Caminando iba, descalza, entre la hierba fresca y verde. Era noche de luna llena y entre los árboles penetraban intensos rayos de luna blanquecinos y resplandecientes. Alzabas la mirada y el cielo estrellado parecía brillar con más intensidad cuanto más le mirabas.
Anduve largo rato entre árboles caídos, pasé junto a la orilla de un río mientras el sonido del agua me reconfortaba de alguna forma. No estaba perdida, sólo dejaba que mis pasos guiaran mi camino.
Llegué, sin darme cuenta, al corazón del mismo bosque, un claro sin árboles, completamente despejado e iluminado por esa luna tan bella.
Allí, sentado en una roca, había un músico. Estaba improvisando, tocando para el bosque. Intentando no hacer ruído me acerqué y escuché. Su música pronto me atrajo y me envolvió, suave como un suspiro, fuerte como un abrazo, delicado como una caricia...
Él sólo sonrió, me miró intensamente y siguió tocando. En silencio me habló de mis sueños, de mis deseos, de mi pasado y de lo bonito y especial de mi presente.
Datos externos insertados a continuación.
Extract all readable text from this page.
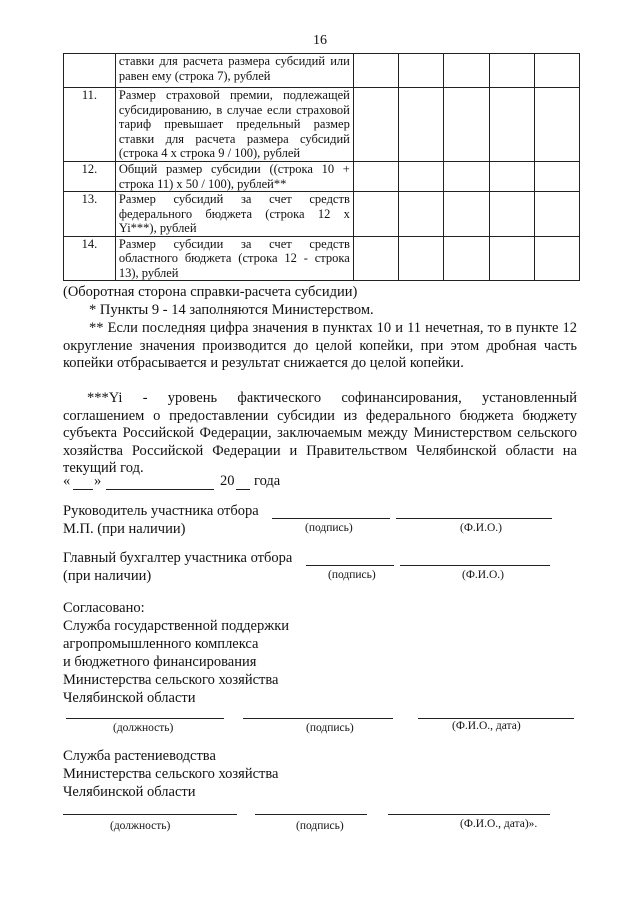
16
	ставки для расчета размера субсидий или равен ему (строка 7), рублей					
11.	Размер страховой премии, подлежащей субсидированию, в случае если страховой тариф превышает предельный размер ставки для расчета размера субсидий (строка 4 х строка 9 / 100), рублей					
12.	Общий размер субсидии ((строка 10 + строка 11) х 50 / 100), рублей**					
13.	Размер субсидий за счет средств федерального бюджета (строка 12 х Yi***), рублей					
14.	Размер субсидии за счет средств областного бюджета (строка 12 - строка 13), рублей					
(Оборотная сторона справки-расчета субсидии)
* Пункты 9 - 14 заполняются Министерством.
** Если последняя цифра значения в пунктах 10 и 11 нечетная, то в пункте 12 округление значения производится до целой копейки, при этом дробная часть копейки отбрасывается и результат снижается до целой копейки.
***Yi - уровень фактического софинансирования, установленный соглашением о предоставлении субсидии из федерального бюджета бюджету субъекта Российской Федерации, заключаемым между Министерством сельского хозяйства Российской Федерации и Правительством Челябинской области на текущий год.
« »	20 года
Руководитель участника отбора
М.П. (при наличии)	(подпись)	(Ф.И.О.)
Главный бухгалтер участника отбора
(при наличии)	(подпись)	(Ф.И.О.)
Согласовано:
Служба государственной поддержки
агропромышленного комплекса
и бюджетного финансирования
Министерства сельского хозяйства
Челябинской области
(должность)	(подпись)	(Ф.И.О., дата)
Служба растениеводства
Министерства сельского хозяйства
Челябинской области
(должность)	(подпись)	(Ф.И.О., дата)».
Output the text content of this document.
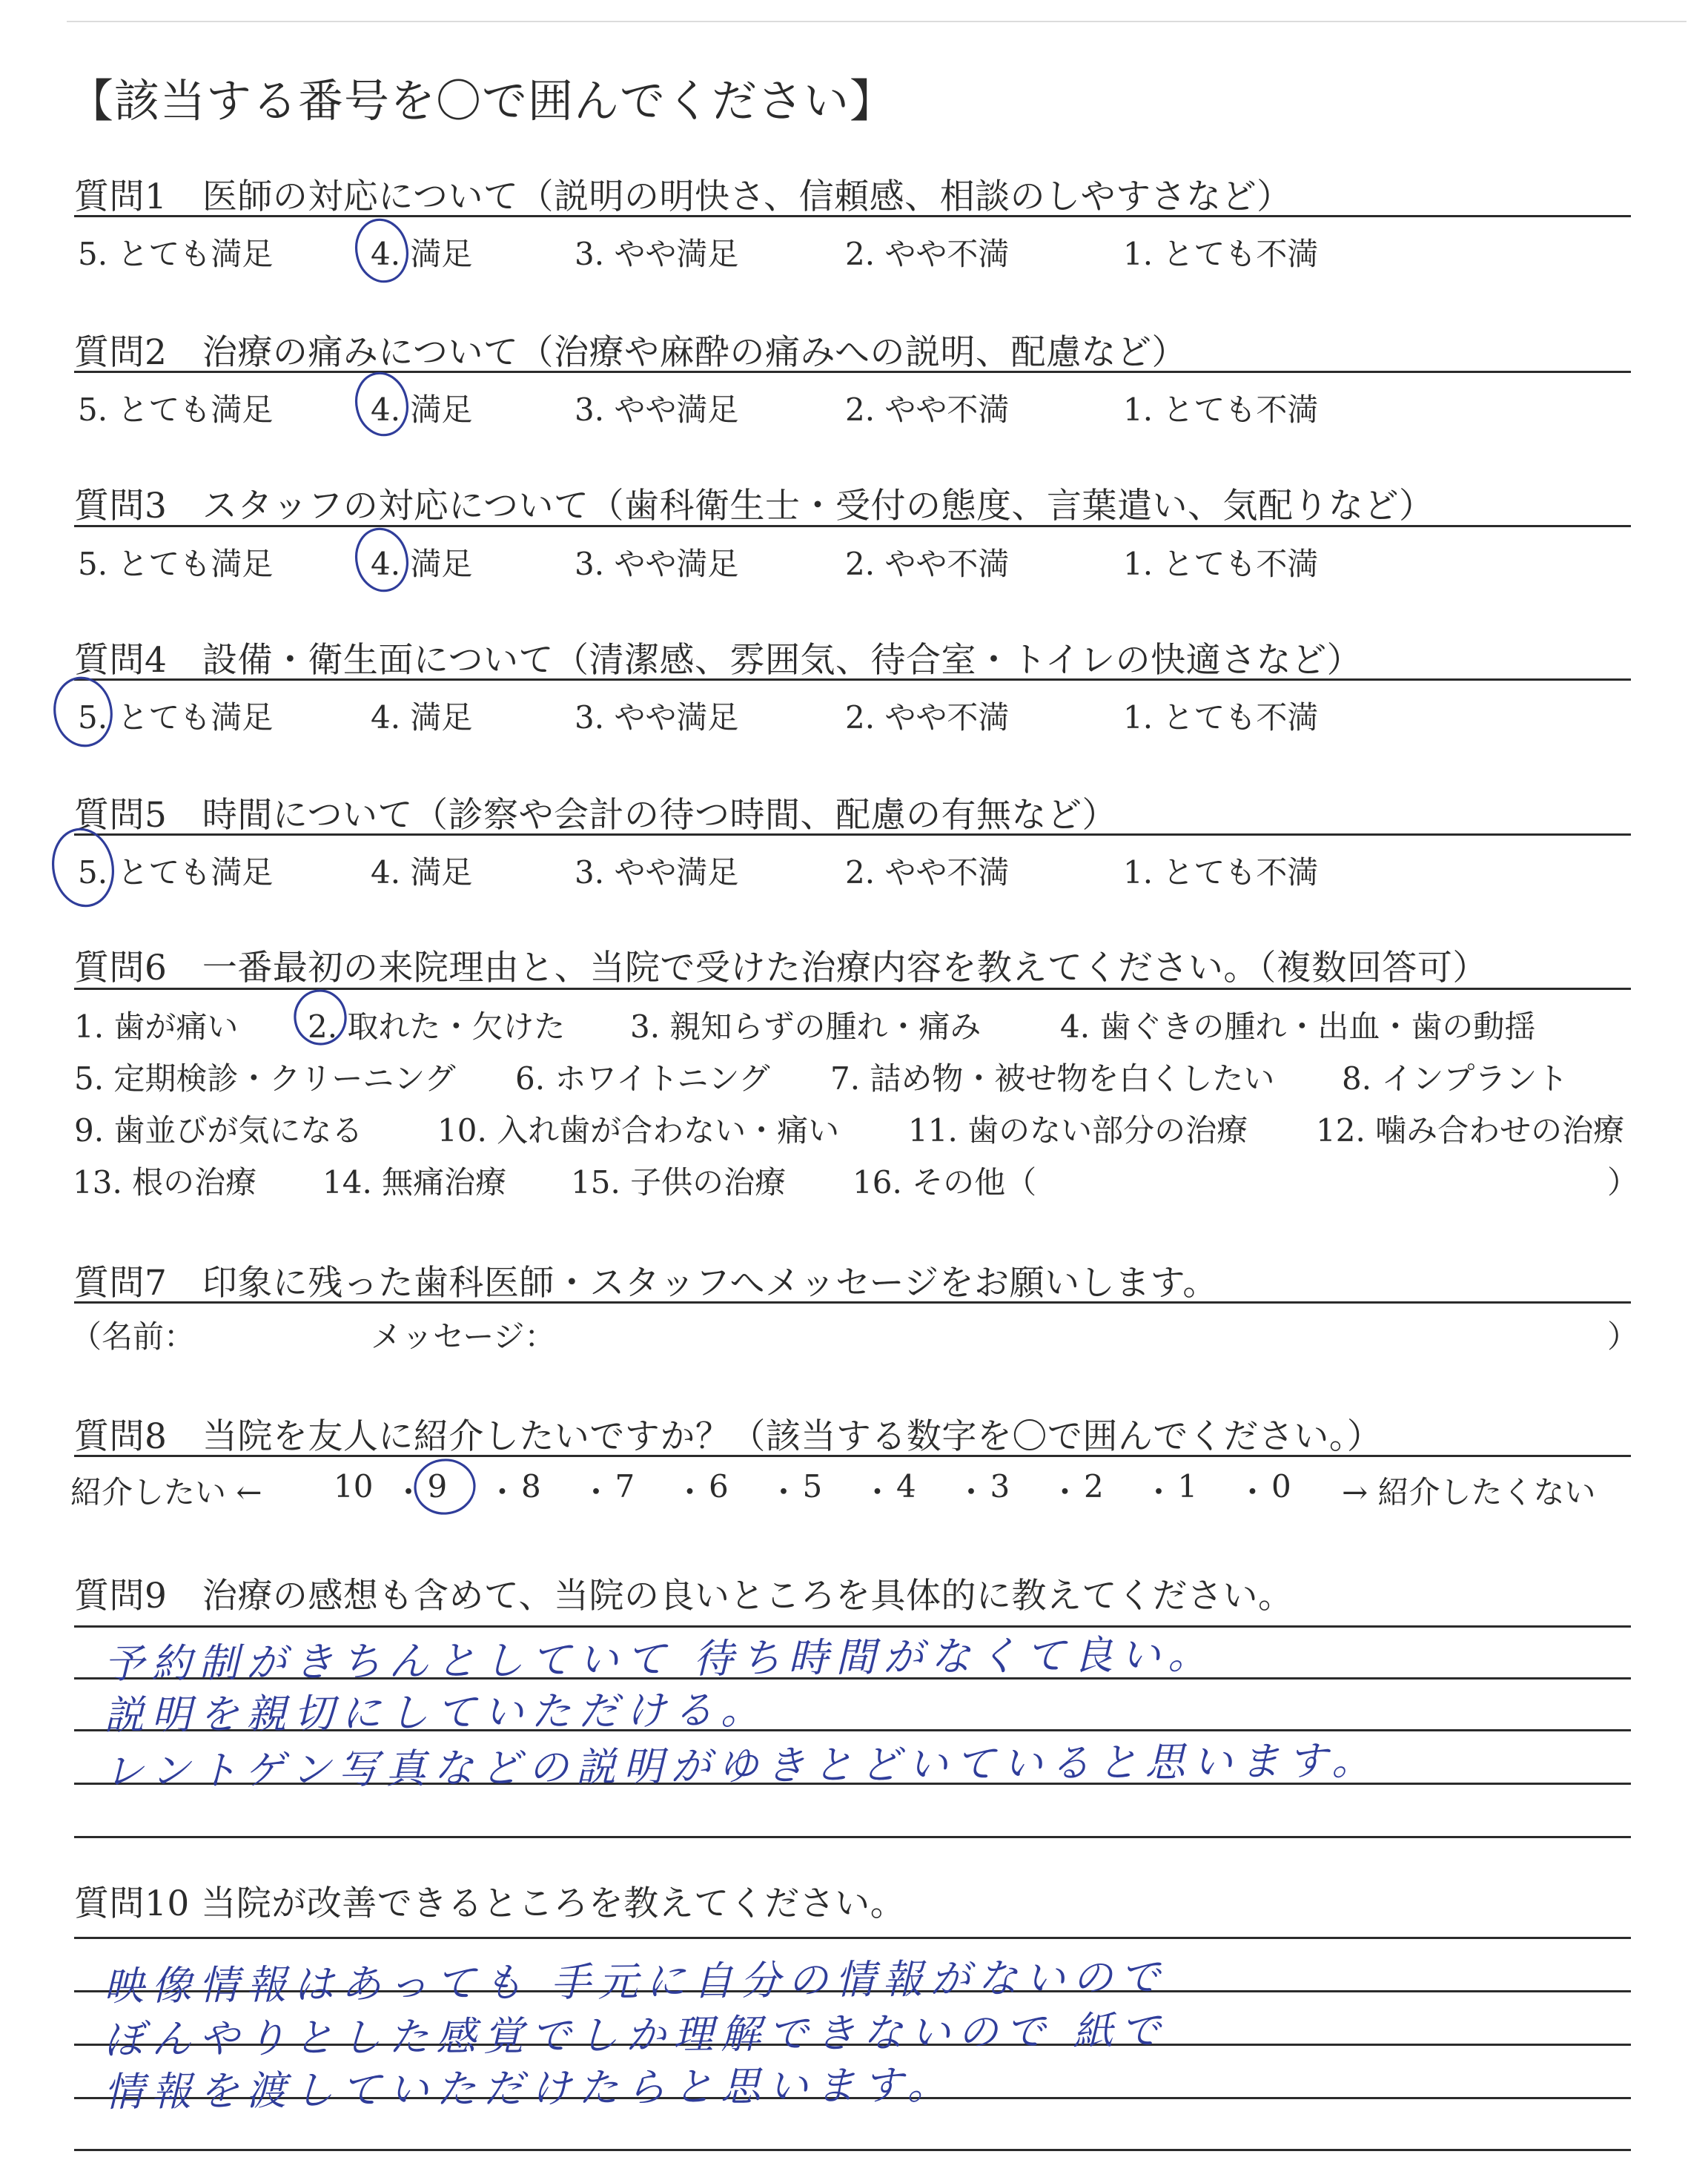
【該当する番号を〇で囲んでください】
質問1　医師の対応について（説明の明快さ、信頼感、相談のしやすさなど）
5. とても満足	4. 満足	3. やや満足	2. やや不満	1. とても不満
質問2　治療の痛みについて（治療や麻酔の痛みへの説明、配慮など）
5. とても満足	4. 満足	3. やや満足	2. やや不満	1. とても不満
質問3　スタッフの対応について（歯科衛生士・受付の態度、言葉遣い、気配りなど）
5. とても満足	4. 満足	3. やや満足	2. やや不満	1. とても不満
質問4　設備・衛生面について（清潔感、雰囲気、待合室・トイレの快適さなど）
5. とても満足	4. 満足	3. やや満足	2. やや不満	1. とても不満
質問5　時間について（診察や会計の待つ時間、配慮の有無など）
5. とても満足	4. 満足	3. やや満足	2. やや不満	1. とても不満
質問6　一番最初の来院理由と、当院で受けた治療内容を教えてください。（複数回答可）
1. 歯が痛い 2. 取れた・欠けた 3. 親知らずの腫れ・痛み	4. 歯ぐきの腫れ・出血・歯の動揺
5. 定期検診・クリーニング 6. ホワイトニング 7. 詰め物・被せ物を白くしたい 8. インプラント
9. 歯並びが気になる 10. 入れ歯が合わない・痛い 11. 歯のない部分の治療 12. 噛み合わせの治療
13. 根の治療 14. 無痛治療 15. 子供の治療 16. その他（	）
質問7　印象に残った歯科医師・スタッフへメッセージをお願いします。
（名前：	メッセージ：	）
質問8　当院を友人に紹介したいですか？（該当する数字を〇で囲んでください。）
紹介したい ← 10 ・ 9 ・ 8 ・ 7 ・ 6 ・ 5 ・ 4 ・ 3 ・ 2 ・ 1 ・ 0 → 紹介したくない
質問9　治療の感想も含めて、当院の良いところを具体的に教えてください。
予約制がきちんとしていて 待ち時間がなくて良い。
説明を親切にしていただける。
レントゲン写真などの説明がゆきとどいていると思います。
質問10 当院が改善できるところを教えてください。
映像情報はあっても 手元に自分の情報がないので
ぼんやりとした感覚でしか理解できないので 紙で
情報を渡していただけたらと思います。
Cerré los ojos. Desnudó mi alma con calidez y ternura y embriagó mis sentidos con notas impalpables que me llevaron a un estado de éxtasis contínuo. Viajé a aquellos lugares que siempre imaginé. Me evadí de mi vida real para pensar en aquello que tal vez ya no pudiera llegar a tener o realizar.
Me enamoré de esa música. Era como si cada DO RE MI FA me hiciera el amor con dulzura y pasión, como si conociera rincones ocultos de mi misma que ni siquiera yo conocía. Me extravié entre tanto frenesí de emociones, me dejé llevar a un estado completamente eufórico admirada por el placer que la música me producía. Fue tal el delirio que, al rato, caí profundamente dormida.
Así pasó largo rato hasta que desperté. El músico ya no estaba. Miré a mi alrededor, le busqué. Tal vez fuese producto de mi imaginación... Sin embargo aquella mirada, aquella música perfecta, aquel sentimiento... Habían sido demasiado reales para aceptar que fueran sólo sueños.
Tras un largo suspiro, me levanté y continué mi camino. Cada paso que daba ahora era distinto: eran más livianos, diferentes. De alguna manera aquella experiencia me había transformado. No sabría decir cómo ni por qué. Pero allí estaba yo, alejándome del corazón de ese bosque, extrañamente triste y feliz, pero con la seguridad de que algún día volvería a encontrarme con aquel músico y con su magia.
Y esto es lo que ocurre cuando escucho "Andare" y "Primavera" de Ludovico Einaudi.